- What Altus Group reported that commercial property transactions were down in the GTA during Q3
- Why Interest rate cuts have yet to spur market activity
- What next Multifamily properties saw the biggest gains in investment activity
The country’s largest property market is struggling to shake off its doldrums as market activity continues to flag despite recent interest rate cuts, Altus Group said in a quarterly market update.
The firm reported that $12.9bn of commercial properties changed hands in the GTA through the third quarter, a 23% decline year over year. “Despite the interest rate cuts and the gradual improvements to investor sentiment, the inherent lags mean investment activity will take time to recover,” Altus said.

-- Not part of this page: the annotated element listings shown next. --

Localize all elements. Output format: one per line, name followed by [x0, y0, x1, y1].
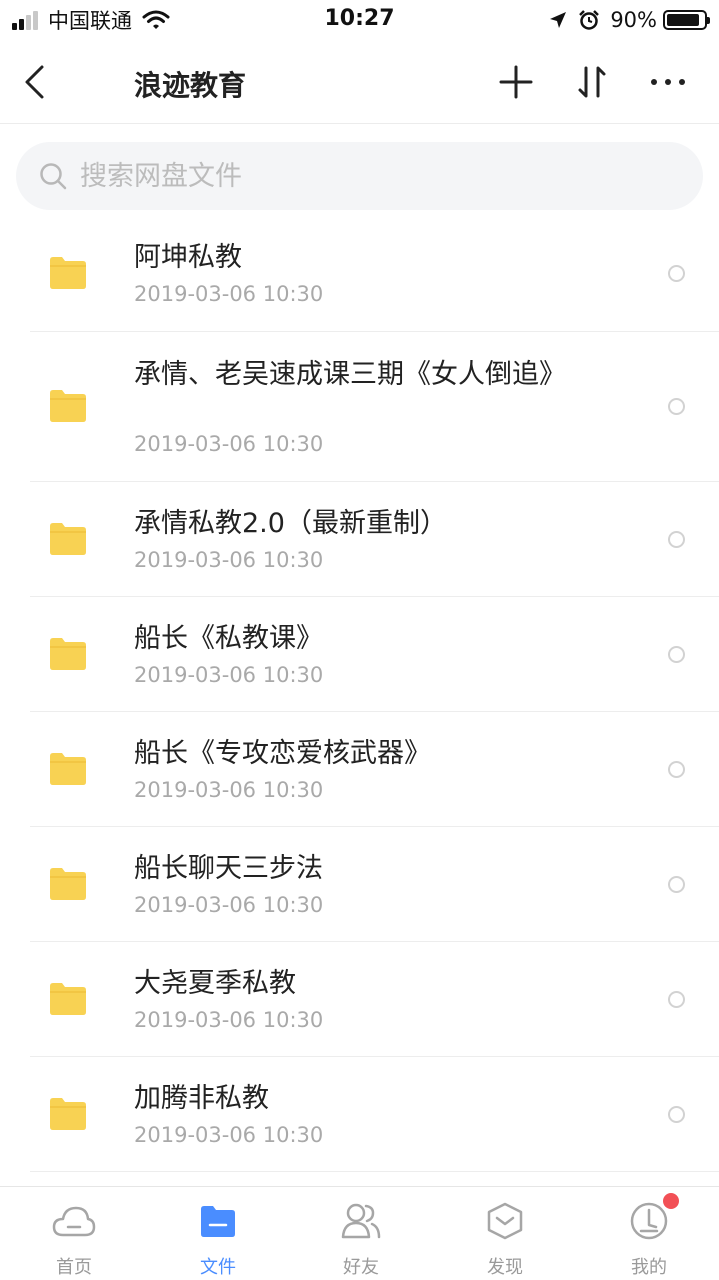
file-name: 阿坤私教 [134, 242, 242, 273]
select-radio[interactable] [668, 760, 685, 778]
sort-icon [578, 66, 606, 98]
select-radio[interactable] [668, 265, 685, 282]
select-radio[interactable] [668, 530, 685, 548]
nav-bar: 浪迹教育 [0, 40, 719, 124]
tab-friends[interactable]: 好友 [311, 1187, 411, 1280]
battery-percent: 90% [610, 8, 657, 32]
plus-icon [499, 65, 533, 99]
file-name: 船长《私教课》 [134, 623, 323, 654]
file-date: 2019-03-06 10:30 [134, 1008, 324, 1032]
file-row[interactable]: 加腾非私教 2019-03-06 10:30 [0, 1057, 719, 1172]
status-right: 90% [548, 6, 710, 34]
add-button[interactable] [494, 60, 538, 104]
file-date: 2019-03-06 10:30 [134, 1123, 324, 1147]
discover-icon [485, 1201, 525, 1241]
folder-icon [50, 522, 86, 559]
file-row[interactable]: 承情私教2.0（最新重制） 2019-03-06 10:30 [0, 482, 719, 597]
folder-icon [50, 867, 86, 904]
status-bar: 中国联通 10:27 90% [0, 0, 719, 40]
cloud-icon [52, 1201, 96, 1241]
tab-label: 我的 [631, 1257, 667, 1278]
file-date: 2019-03-06 10:30 [134, 282, 324, 306]
file-name: 大尧夏季私教 [134, 968, 296, 999]
file-row[interactable]: 阿坤私教 2019-03-06 10:30 [0, 216, 719, 332]
file-name: 承情、老吴速成课三期《女人倒追》 [134, 359, 566, 390]
location-icon [548, 10, 568, 30]
folder-icon [50, 257, 86, 293]
select-radio[interactable] [668, 990, 685, 1008]
file-date: 2019-03-06 10:30 [134, 432, 324, 456]
file-name: 加腾非私教 [134, 1083, 269, 1114]
tab-label: 好友 [343, 1257, 379, 1278]
folder-icon [199, 1201, 237, 1241]
tab-home[interactable]: 首页 [24, 1187, 124, 1280]
file-name: 船长聊天三步法 [134, 853, 323, 884]
tab-label: 文件 [200, 1257, 236, 1278]
battery-icon [663, 10, 710, 30]
sort-button[interactable] [570, 60, 614, 104]
search-input[interactable] [80, 160, 640, 192]
folder-icon [50, 982, 86, 1019]
file-date: 2019-03-06 10:30 [134, 548, 324, 572]
more-dots-icon [651, 79, 685, 85]
file-name: 承情私教2.0（最新重制） [134, 508, 447, 539]
select-radio[interactable] [668, 1105, 685, 1123]
notification-badge [663, 1193, 679, 1209]
folder-icon [50, 637, 86, 674]
tab-profile[interactable]: 我的 [599, 1187, 699, 1280]
friends-icon [340, 1201, 382, 1241]
file-row[interactable]: 承情、老吴速成课三期《女人倒追》 2019-03-06 10:30 [0, 332, 719, 482]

The office sector saw the steepest declines in sales, dropping 62% year over year to $1bn. Industrial sales through the first nine months were down 24% to $4.1bn. And land deals for commercial and residential projects slipped to under $4bn, a drop of 29% year over year.
Multifamily is the only property sector to see a meaningful uptick in activity at the end of Q3, with $1.8bn of sales, up 34% over the year-ago period. Retail property sales were up 4% compared with the first nine months of 2023 at $1.5bn, as investors zeroed in on neighourhood and regional shopping centres, particularly those with grocery anchors.
Hotel sales totaled $519m, up sharply from $163m a year ago, though most of that comes from the sale of a Morguard portfolio to InnVest Hotels. No sales were reported for the sector during the third quarter.
Notable property sales tracked by Altus in Q3 include Prologis snaring a 1.3m sq ft distribution centre at 8450 Boston Church Road in Milton for $361m, or $270/sq ft, as well as Greenrock’s sale of the Village Green Apartments complex in Toronto to Brookfield for $264m.
The largest office transaction of the quarter saw Carttera offload a suburban Oakville flex-office campus for $36m, or $330/sq ft, for the 109,000 sq ft portfolio.
And Empire Communities had the largest land deal of the quarter when it acquired the 1.6-acre King’s Mill development site in Etobicoke from Vandyk Properties for $48m through a court-ordered sale. The property had been expected to trade for over $30m.